Ingram sees this first hand from her class' idea of the forestry industry.
"They see trees as something almost like an endangered species, and they're worried, desperately worried, about people cutting down trees. The importance here that I see is that trees are a renewable resource. Something we need to conserve, not preserve. We don't need to stop anybody from ever cutting down a tree. We need to make sure when one is cut down more are planted."
Steve McWilliams, a former president of the Georgia Forestry Association and now a consultant to the Harley Langdale Jr. Foundation remarked, "If we educate our young people today, they will be better prepared as adults to make decisions and support policies that promote and encourage agriculture, forestry, and other natural resource industries."
With the success of the program in its first year, the Harley Langdale Jr. Foundation expressed its appreciation on June 5 by committing $1 million over the next four years to continue the program.
"Through this additional support from the Harley Langdale Jr. Foundation, ABAC will continue to plant seeds that will ensure the growth of Georgia's number one industry, agriculture, for the next generation and beyond," ABAC President David Bridges said. "This support has made it possible for us to invest in the lives of these students who will one day be the agricultural leaders of this state."
McWilliams also sees an opportunity to partner with other organizations that share a passion for agriculture.
"The Destination Ag staff and the staff at the Georgia Farm Bureau are actively engaged in combining their strengths to improve the curriculum of the program and increase access across the state," said McWilliams. One of those projects is a series of Traveling Ag Trunks that will be available starting in the fall of 2017 for Georgia Farm Bureau (GFB) volunteers to take into their local schools for a Destination Ag lesson.
"The Traveling Trunks will be a great addition to the already strong Ag in the Classroom program supported by GFB," added McWilliams.
"Georgia Farm Bureau has coordinated Georgia's Ag in the Classroom initiative for more than 30 years with our county volunteers and staff members visiting schools to teach students about Georgia agriculture," GFB President Gerald Long said. "We are proud to partner with the Harvey Langdale Jr. Foundation and Destination Ag program to use the Traveling Trunks to educate primary students across the state about Georgia's timber producers and the products, such as houses and paper products, made from the trees they grow."

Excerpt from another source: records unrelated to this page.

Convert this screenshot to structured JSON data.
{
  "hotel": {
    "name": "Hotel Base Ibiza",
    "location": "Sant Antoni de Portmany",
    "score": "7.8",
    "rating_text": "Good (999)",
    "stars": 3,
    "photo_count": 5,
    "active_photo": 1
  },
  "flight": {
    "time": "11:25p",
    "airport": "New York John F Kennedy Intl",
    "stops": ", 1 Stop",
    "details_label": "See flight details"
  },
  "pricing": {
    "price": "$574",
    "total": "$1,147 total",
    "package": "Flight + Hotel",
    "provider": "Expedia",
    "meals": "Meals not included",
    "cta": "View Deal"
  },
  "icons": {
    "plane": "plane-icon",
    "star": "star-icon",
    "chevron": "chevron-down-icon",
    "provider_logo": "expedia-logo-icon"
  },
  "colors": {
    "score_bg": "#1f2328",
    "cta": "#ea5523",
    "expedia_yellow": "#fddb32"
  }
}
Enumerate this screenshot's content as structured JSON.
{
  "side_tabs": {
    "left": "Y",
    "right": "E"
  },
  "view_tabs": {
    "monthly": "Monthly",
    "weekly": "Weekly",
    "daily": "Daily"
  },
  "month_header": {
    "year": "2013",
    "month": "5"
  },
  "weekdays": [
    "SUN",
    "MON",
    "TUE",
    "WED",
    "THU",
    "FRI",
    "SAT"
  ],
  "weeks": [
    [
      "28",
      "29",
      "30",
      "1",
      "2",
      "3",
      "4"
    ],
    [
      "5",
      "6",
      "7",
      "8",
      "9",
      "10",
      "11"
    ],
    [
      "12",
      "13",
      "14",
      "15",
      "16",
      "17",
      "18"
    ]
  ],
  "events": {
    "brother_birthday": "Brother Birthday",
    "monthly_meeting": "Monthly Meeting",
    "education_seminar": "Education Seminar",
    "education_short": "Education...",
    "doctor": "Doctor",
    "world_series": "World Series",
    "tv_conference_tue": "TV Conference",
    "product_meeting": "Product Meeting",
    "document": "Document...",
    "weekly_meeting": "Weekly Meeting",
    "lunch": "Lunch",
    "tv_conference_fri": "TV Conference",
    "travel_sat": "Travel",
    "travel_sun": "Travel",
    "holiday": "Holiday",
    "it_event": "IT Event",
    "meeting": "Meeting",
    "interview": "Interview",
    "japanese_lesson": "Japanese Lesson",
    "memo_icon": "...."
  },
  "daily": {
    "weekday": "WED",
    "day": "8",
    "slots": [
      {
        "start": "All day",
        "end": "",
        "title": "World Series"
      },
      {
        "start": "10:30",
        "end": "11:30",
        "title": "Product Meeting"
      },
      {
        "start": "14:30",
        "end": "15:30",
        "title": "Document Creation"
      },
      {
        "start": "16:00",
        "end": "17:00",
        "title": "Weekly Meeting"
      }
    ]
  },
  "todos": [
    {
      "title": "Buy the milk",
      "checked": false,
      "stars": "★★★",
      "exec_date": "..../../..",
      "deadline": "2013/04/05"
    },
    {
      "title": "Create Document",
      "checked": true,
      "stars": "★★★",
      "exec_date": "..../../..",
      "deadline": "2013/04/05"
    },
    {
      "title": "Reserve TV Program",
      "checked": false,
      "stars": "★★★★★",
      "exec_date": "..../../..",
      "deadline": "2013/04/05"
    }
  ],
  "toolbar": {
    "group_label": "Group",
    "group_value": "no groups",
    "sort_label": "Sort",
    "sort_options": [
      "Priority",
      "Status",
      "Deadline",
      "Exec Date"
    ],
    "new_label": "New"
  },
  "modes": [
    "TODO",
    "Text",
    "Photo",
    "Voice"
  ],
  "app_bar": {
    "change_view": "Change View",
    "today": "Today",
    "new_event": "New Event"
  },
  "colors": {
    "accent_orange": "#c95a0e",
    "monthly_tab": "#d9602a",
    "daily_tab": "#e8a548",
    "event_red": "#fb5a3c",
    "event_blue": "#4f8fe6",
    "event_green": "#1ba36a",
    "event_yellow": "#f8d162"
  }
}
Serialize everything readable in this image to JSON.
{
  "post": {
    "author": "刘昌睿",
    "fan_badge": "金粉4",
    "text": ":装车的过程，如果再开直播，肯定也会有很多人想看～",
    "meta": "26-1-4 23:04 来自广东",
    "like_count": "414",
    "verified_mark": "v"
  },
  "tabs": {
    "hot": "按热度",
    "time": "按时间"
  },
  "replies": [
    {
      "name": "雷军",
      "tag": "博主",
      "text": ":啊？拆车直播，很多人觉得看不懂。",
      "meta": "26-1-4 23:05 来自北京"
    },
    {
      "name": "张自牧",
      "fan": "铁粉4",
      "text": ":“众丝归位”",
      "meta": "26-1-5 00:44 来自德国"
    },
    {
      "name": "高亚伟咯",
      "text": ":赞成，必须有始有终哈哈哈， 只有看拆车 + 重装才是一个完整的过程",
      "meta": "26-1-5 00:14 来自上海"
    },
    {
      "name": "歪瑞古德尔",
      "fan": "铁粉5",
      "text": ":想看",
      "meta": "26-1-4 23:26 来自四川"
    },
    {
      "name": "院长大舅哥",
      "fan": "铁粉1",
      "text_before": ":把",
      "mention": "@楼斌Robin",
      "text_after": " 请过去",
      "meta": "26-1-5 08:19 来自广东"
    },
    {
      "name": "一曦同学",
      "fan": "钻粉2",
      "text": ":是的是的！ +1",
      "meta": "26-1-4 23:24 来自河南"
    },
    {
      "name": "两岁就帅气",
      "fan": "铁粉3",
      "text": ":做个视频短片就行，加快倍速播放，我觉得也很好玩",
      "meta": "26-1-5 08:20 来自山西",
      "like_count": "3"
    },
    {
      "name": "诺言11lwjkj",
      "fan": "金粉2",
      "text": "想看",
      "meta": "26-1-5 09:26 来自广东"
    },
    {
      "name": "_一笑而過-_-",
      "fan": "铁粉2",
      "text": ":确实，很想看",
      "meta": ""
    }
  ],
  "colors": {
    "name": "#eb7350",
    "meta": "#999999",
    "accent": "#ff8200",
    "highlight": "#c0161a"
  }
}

In the upcoming school year, the Destination Ag program will expand, continuing to serve the original three counties and adding Berrien County and second grade to the agenda. By 2021 Destination Ag will develop to also involve Irwin, Turner, Ben Hill and Worth counties, all the way up to 5th grade with more than 17,000 children participating annually.
Destination Ag ends each lesson with an evaluation on which teachers are encouraged to give feedback, staying true to its teacher involvement from beginning to end.
"One thing that we don't generally get that we did get from Destination Ag is continued input from educators. The questionnaire asked: What do you want? What did you think about this? How did this work for you? What do you want us to change? That's huge," said Ingram.
As the students' day at the Georgia Museum of Agriculture ended, and the eager kindergarteners slumped against the bus windows for the ride back to school, Ingram is reminded why she loves education. She knows that when these students reflect on their year in kindergarten, they might not remember the worksheets and crafts, but they will always remember their day with Destination Ag.
Ginger Orton is an intern in the Abraham Baldwin Agricultural College's Office of College Advancement and an active Schley County Farm Bureau Young Farmer member.